The UK Government recently announced its final approach to implementing the new Payment Services Directive (PSD2), along with the final version of the Payment Services Regulations 2017. The FCA is expected to finalise its guidance on its approach to supervising PSD2 – along with application forms for new firms – by September, and to accept applications for authorisation/registration from October 2017 to meet the implementation deadline of 13 January 2018.
Responses to February’s consultation have only persuaded the Government to change a few aspects of its approach to implementation. But it seems that many responses did not account for the fact that the Government's hands have been tied since 2015, when the UK agreed the final version of PSD2 at EU level. As this is a maximum harmonisation directive, member states can only depart from PSD2 where it specifically allows them to. For the most part, implementation is now a question of how the FCA interprets the language in its application to the real world, which it consulted on in April. This does not suggest any lack of UK 'sovereignty'. Each member state exercises its sovereignty by attempting to influence EU negotiations, and it’s up to affected firms and citizens to take the opportunity to engage with the process at the appropriate time.
Ban on surcharging
One area of departure from the Government's initial plan is to prohibit retailers from “surcharging” (that is, charging customers an additional amount for using any type of payment method or payment instrument – typically credit and debit cards).
The original idea was only to ban surcharging for the use of cards that are covered by the Interchange Fee Regulation (which is required under PSD2), as well as cross-border bank transfers and direct debits in euros (under the Single Euro Payments Area regulations); and to limit the surcharges for other payment methods to the direct cost borne by the retailer for making them available.
But the Government has opted instead for a blanket ban on businesses surcharging consumers for using any type of payment method, on the basis that this:
"will create a level playing field between payment instruments and create a much clearer picture for consumers in which they know the full price of the product/service they are purchasing upfront and [can be] confident that there will be no additional charges when they come to pay [with] any payment instrument they choose to use. A blanket ban will also be much easier to enforce than the current position in which merchants are able to pass on costs (but the consumer has no easy way of assessing what these are).”
Meanwhile, the Government says it will "assess the scale" of claims that interchange fees for card payments have been rising again.
Scope of account information services
PSD2 introduces a new “account information service” which basically involves providing information from one or more payment accounts held by the user with one or more other payment service providers.
Initially, the list of services the Government said it believed might constitute account information services included some services of a much broader nature:
“• price comparison and product identification services;
• income and expenditure analysis, including affordability and credit rating or credit worthiness assessments ...
[and] might include accountancy or legal services, for example”
This provoked concern that the Government's interpretation was too broad and overlooked the requirement that an account information service would need to be conducted by way of business in its own right, rather than merely as an ancillary part of a wider service.
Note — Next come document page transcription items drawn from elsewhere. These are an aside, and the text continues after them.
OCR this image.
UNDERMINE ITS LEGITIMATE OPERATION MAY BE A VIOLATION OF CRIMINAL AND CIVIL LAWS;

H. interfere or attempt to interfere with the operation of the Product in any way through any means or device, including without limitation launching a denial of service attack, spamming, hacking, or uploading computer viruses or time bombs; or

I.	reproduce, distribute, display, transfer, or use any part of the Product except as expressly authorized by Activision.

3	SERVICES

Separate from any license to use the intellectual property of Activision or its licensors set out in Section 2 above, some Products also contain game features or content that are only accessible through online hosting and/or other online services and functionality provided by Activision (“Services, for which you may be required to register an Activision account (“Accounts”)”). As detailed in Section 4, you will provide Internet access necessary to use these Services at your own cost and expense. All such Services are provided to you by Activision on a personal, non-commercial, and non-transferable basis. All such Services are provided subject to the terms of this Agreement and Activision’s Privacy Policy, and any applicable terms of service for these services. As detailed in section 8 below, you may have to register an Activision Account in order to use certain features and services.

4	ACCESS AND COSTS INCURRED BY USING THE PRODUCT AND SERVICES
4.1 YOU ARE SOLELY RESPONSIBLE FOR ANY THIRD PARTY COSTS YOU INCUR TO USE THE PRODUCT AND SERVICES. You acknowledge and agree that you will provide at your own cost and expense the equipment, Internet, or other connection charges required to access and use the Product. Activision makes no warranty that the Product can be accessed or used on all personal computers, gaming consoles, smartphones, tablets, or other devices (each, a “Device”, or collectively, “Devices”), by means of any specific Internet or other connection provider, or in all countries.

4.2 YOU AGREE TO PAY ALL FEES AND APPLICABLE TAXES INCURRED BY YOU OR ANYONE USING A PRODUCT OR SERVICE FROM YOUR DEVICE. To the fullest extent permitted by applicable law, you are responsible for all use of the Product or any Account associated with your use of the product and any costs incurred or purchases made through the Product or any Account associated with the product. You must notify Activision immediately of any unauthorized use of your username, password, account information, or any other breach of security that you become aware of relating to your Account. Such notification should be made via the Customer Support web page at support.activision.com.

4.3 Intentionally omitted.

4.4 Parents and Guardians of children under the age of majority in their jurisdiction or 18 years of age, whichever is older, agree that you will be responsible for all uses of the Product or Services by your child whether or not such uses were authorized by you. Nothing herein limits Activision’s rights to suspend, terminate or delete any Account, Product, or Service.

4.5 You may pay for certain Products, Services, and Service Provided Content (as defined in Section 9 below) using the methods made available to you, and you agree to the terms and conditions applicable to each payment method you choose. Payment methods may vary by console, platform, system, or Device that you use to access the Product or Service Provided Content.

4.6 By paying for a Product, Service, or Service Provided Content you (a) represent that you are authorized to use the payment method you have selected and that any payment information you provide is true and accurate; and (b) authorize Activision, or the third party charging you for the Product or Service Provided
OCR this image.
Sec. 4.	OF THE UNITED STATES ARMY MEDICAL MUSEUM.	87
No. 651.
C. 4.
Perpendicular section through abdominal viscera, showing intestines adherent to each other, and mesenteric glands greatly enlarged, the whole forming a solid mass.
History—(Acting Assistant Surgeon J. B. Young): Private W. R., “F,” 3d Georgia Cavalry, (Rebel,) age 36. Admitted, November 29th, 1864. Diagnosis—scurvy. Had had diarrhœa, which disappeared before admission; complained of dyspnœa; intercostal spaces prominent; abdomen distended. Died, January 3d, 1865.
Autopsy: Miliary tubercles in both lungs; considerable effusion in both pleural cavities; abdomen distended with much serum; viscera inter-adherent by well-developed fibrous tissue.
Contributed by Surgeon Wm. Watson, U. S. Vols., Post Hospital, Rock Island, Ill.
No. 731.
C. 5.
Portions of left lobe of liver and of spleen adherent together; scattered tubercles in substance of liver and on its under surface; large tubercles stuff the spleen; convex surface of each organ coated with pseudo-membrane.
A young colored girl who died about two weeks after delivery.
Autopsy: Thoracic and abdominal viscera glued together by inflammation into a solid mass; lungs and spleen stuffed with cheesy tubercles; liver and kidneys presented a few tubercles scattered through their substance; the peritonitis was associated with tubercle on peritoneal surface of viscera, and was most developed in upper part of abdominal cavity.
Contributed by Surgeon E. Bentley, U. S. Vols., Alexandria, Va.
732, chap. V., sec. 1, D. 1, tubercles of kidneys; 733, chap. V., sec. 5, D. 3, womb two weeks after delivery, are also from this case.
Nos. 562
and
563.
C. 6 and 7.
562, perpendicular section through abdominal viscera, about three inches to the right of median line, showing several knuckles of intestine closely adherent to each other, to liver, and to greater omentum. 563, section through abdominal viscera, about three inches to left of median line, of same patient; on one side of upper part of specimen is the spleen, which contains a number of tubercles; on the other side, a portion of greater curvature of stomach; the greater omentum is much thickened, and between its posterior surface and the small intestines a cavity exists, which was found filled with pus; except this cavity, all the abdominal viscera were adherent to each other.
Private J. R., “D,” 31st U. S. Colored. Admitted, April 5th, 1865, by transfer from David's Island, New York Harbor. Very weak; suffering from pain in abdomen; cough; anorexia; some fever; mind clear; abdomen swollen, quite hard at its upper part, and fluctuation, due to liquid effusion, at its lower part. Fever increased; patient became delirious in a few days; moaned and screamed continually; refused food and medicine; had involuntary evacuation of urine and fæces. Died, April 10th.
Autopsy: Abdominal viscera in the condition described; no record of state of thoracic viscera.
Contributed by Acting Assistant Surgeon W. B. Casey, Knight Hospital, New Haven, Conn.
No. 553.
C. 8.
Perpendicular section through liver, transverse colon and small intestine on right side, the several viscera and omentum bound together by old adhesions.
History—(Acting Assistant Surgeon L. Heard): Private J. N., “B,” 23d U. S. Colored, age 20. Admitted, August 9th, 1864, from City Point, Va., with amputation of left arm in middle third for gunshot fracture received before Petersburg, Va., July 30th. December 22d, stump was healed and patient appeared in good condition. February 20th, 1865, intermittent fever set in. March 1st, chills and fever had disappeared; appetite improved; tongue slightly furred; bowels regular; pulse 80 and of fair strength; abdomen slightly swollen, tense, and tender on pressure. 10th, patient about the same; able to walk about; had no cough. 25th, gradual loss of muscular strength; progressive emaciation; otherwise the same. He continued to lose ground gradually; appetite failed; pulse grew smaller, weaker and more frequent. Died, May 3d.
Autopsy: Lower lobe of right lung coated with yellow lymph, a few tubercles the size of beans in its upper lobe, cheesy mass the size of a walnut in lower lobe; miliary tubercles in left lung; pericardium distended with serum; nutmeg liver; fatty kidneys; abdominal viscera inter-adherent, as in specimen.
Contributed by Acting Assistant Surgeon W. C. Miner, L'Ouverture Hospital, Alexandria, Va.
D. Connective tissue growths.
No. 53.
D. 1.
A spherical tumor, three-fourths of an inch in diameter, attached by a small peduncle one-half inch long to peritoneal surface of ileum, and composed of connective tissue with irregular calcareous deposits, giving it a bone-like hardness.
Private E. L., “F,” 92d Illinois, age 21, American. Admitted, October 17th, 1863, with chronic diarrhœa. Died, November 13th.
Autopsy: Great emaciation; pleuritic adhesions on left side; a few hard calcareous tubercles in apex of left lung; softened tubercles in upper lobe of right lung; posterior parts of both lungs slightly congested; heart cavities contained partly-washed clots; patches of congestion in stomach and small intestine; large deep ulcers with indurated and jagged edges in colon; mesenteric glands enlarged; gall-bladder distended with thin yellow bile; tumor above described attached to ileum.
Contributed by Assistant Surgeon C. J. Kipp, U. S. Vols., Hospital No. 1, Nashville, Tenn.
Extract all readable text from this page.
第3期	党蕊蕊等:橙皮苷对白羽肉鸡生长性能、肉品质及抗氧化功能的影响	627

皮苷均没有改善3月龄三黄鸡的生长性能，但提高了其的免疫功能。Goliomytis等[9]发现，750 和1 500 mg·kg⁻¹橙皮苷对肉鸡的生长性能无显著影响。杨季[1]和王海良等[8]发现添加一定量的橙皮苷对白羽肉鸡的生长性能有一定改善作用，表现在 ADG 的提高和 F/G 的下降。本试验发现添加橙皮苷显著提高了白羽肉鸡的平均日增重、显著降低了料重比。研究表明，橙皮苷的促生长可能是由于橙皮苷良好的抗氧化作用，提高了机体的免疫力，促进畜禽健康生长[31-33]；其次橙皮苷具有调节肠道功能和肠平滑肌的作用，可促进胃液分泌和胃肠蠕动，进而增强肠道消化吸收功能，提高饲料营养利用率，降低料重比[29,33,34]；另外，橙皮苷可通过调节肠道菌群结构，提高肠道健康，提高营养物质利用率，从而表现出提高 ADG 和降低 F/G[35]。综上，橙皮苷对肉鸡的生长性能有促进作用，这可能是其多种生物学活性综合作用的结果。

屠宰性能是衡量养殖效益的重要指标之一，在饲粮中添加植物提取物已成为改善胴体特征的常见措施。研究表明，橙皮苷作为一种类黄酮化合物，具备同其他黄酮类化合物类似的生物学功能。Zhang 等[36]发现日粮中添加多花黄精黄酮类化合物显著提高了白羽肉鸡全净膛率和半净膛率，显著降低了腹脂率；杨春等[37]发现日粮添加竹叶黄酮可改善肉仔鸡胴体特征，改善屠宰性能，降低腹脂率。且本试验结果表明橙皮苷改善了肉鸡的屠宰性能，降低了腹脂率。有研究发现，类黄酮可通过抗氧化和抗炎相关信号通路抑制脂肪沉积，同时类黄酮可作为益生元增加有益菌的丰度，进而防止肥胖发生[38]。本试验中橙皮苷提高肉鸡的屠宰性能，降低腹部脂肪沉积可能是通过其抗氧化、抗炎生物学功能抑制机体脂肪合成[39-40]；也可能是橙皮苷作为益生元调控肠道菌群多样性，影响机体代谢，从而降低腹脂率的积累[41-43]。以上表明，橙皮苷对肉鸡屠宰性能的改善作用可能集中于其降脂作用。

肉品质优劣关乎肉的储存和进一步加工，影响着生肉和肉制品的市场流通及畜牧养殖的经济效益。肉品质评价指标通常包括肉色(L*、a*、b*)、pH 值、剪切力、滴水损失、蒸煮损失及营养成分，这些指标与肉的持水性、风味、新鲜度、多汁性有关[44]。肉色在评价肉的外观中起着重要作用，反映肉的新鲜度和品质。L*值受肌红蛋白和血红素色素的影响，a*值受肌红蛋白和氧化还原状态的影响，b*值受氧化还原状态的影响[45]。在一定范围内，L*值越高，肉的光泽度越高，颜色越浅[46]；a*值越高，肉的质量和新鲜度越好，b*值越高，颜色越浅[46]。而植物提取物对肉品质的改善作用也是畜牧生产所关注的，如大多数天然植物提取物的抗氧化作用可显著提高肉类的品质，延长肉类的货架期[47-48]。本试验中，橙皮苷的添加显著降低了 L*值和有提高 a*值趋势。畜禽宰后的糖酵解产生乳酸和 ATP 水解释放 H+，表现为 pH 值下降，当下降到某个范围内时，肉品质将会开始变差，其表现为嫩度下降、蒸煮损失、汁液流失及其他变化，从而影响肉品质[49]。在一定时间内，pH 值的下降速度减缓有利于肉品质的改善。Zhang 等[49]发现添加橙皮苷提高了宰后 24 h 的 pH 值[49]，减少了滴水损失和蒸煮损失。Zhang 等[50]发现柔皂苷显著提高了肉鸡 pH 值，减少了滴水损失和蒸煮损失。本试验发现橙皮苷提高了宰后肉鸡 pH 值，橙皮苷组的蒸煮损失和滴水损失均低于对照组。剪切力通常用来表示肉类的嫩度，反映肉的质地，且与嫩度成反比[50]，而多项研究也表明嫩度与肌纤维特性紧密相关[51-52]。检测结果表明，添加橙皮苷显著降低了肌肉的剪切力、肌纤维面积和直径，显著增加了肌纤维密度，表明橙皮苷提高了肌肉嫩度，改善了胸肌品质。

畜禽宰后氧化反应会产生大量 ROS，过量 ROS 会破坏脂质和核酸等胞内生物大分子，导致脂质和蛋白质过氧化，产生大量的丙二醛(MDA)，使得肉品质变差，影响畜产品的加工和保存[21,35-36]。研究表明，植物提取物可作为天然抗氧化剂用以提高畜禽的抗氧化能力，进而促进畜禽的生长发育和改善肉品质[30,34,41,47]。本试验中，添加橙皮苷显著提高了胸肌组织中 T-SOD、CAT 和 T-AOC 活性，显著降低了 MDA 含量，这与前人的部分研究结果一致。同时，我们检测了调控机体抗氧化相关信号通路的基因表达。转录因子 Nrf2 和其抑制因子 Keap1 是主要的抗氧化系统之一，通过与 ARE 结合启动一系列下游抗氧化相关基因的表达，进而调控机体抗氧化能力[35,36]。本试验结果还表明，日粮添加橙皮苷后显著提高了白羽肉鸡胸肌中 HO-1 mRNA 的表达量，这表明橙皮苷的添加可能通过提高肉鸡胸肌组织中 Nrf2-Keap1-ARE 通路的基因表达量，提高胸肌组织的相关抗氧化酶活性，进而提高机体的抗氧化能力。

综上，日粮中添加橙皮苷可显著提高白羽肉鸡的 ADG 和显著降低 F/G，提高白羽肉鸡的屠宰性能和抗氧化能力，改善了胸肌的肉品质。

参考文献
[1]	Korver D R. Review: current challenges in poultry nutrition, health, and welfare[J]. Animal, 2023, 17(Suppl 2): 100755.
Examples of services that the Government says that respondents were concerned about include:
“banks’ corporate functions; price comparison websites; accountants; financial advisors; legal firms; and Credit Reference Agencies (CRAs). Many of these services are currently provided via a contractual relationship between service providers, users, and ASPSPs, often referred to as Third Party Mandates (TPMs).”
The Government now confirms, however, that:
“many uses of these mandates are likely to be outside of the scope of the PSDII. Examples could include power of attorney, where the services are unlikely to be undertaken ‘in the course of business’.”
In addition, the FCA has already suggested this narrower view, based on the “business test” in its own consultation on how it proposes to supervise PSD2.
How will small and independent businesses be affected?
For small business owners, as well as consumers, the new directive will create new possibilities for innovative financial management solutions, granting them greater control over their financial affairs. Many alternative providers have already attracted SMEs’ business for services such as foreign currency transactions; and the banks will need to be much more nimble and aligned with their customers’ needs if they are to remain front and centre of the SME’s mind when it comes to managing their accounts and finances. The right tools and more valuable insight will be key.
Will fewer businesses be willing to take card payments if charges cannot be added?
Consulting firm Ovum recently reported in a study that single card payments are to decline from 40% to 11% market share by 2027, following the implementation of PSD2. Meanwhile, Instant Payments will become one of the main online payment tools in Europe, accounting for around €338bn of direct online expenditure.
The FCA is expected to finalise its guidance on its approach to supervising PSD2 – along with application forms and so on for the various types of authorisation/registration – by September, and to accept applications for authorisation/registration under the new regulations from October 2017.
This article is for general information purposes only and does not constitute legal or professional advice. It should not be used as a substitute for legal advice relating to your particular circumstances. Please note that the law may have changed since the date of this article.